Na véspera da chegada de Wilbur Ross ao Brasil, Bolsonaro desmarcou a reunião com o Chanceler francês, alegando problemas de agenda, para cortar o cabelo, durante o horário marcado, em liveinspirada no registro fotográfico de corte do cabelo de Hitler em uma barbearia. Ele cruzou os braços diante Dia do Fogo, forjado para exibir apoio à sua política para a Amazônia, retardando o socorro à floresta, às reservas indígenas e aos seus habitantes. Acusou as ONGs ambientais de estarem por trás do incêndio, ofendeu a Primeira-Dama francesa, recusou a ajuda da União Europeia para combater o incêndio e promover a reflorestação. Fez o possível para criar um incidente diplomático irreversível que inviabilize o acordo, enquanto simulava um nacionalismo retórico denunciando a suposta tentativa europeia e francesa de internacionalizar a Amazônia, quando em discurso de campanha, afirmou entender não ser mais do Brasil. Ele anunciou estar articulando junto com os Estados Unidos uma solução para a Amazônia e liderar a formulação de um documento de governantes sul-americanos repudiando o intervencionismo europeu.
As atitudes de Bolsonaro não devem ser vistas como improvisadas e impensadas, mas como parte de uma estratégia deliberada e articulada para comprometer o multilateralismo da política externa brasileira e submeter o país ao imperialismo neocolonial de Trump. Representam uma cruzada ideológica para impor um governo forte e repressivo internamente, mas fraco e servil no plano internacional. Sua defesa do nacionalismo brasileiro se revela patética quando os fatos indicam que age como uma marionete de Trump para entregar nossas riquezas e o controle da Amazônia ao capital estadunidense. A imprudência de Macron em revelar sua pretensão de internacionalizar a Amazônia, caso o governo brasileiro não a protegesse, serviu de pretexto para que Bolsonaro levantasse uma cortina de fumaça em torno de suas reais intenções. A ameaça de um imperialismo francês sobre a Amazônia equivale a um risco zero para o Brasil. Não há nenhuma possibilidade de emprego da força francesa ou europeia que contrarie os interesses dos Estados Unidos na região. Por outro lado, o nacionalismo não deve ser defendido como instrumento para aniquilar direitos dos trabalhadores, promover ecocídio, extermínio das populações indígenas, destruir a democracia e ameaçar governos socialistas vizinhos. Foi por esta razão que a Alemanha nazista terminou invadida pela URSS durante a Segunda Guerra Mundial, com amplo respaldo internacional e de grande parcela dos alemães, oprimidos pelo fascismo.

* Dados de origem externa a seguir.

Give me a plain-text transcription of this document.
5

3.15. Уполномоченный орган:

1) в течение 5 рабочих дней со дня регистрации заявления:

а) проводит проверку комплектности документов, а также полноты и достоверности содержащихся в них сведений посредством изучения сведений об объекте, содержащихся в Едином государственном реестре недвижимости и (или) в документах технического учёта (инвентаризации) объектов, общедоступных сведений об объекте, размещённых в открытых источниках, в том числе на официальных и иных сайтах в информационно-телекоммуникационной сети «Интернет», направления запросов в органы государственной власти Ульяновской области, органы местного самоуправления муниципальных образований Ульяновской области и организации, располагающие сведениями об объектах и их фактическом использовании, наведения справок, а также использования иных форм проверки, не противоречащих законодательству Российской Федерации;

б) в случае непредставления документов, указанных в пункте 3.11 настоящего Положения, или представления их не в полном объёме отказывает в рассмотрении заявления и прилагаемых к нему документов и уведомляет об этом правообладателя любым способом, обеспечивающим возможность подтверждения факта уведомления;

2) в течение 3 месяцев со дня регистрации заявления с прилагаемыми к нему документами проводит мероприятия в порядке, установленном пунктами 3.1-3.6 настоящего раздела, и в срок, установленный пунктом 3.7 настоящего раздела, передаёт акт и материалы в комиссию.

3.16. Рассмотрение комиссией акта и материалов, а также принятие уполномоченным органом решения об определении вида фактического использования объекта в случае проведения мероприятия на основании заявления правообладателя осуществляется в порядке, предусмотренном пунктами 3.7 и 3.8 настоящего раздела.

Bolsonaro expressa no século XXI e, de forma acentuada, as formulações da ala fascista que organizou o Golpe Militar do grande capital em 1964, e que teve seus principais representantes nos generais Artur da Costa e Silva e Silvio Frota. Algumas de suas principais inciativas ecoam as diretrizes básicas deste grupo: a subordinação da política externa ao alinhamento ideológico dirigido pela extrema-direita dos Estados Unidos, a aproximação com o sionismo, a redução drástica do Estado na economia, a busca do protagonismo dos militares e dos setores repressivos no aparato de Estado e o rechaço à democracia.
Em Ideais Traídos, Sylvio Frota expõe essas teses: alega que as razões ideológicas são mais importantes que as motivações de comércio exterior; recusa a política externa de pragmatismo responsável e ecumênico de Geisel; ataca o estabelecimento de relações diplomáticas com a China, afirmando que o maoísmo não seria compatível com a civilização democrática (sic) e cristã brasileira, procedimento que Ernesto Araujo reverbera, quando diz que o Brasil não deve vender a alma para exportar soja e minério à China; opõe-se ao voto brasileiro contra o sionismo; rechaça a abstenção no bloqueio à Cuba; e critica o estabelecimento de relações com Angola e Moçambique. Ele ainda acusa Geisel e Golbery de serem de centro-esquerda; arremete contra o capitalismo de Estado na economia, que considera precursor do comunismo; opõe-se à redemocratização e à liberdade de imprensa; propõe o alinhamento radical aos Estados Unidos, nomeando-os como o derradeiro reduto da democracia, ainda que não a todos os seus dirigentes, como Jimmy Carter, a quem imputa agir sob influência soviética quando tentou conter o sionismo.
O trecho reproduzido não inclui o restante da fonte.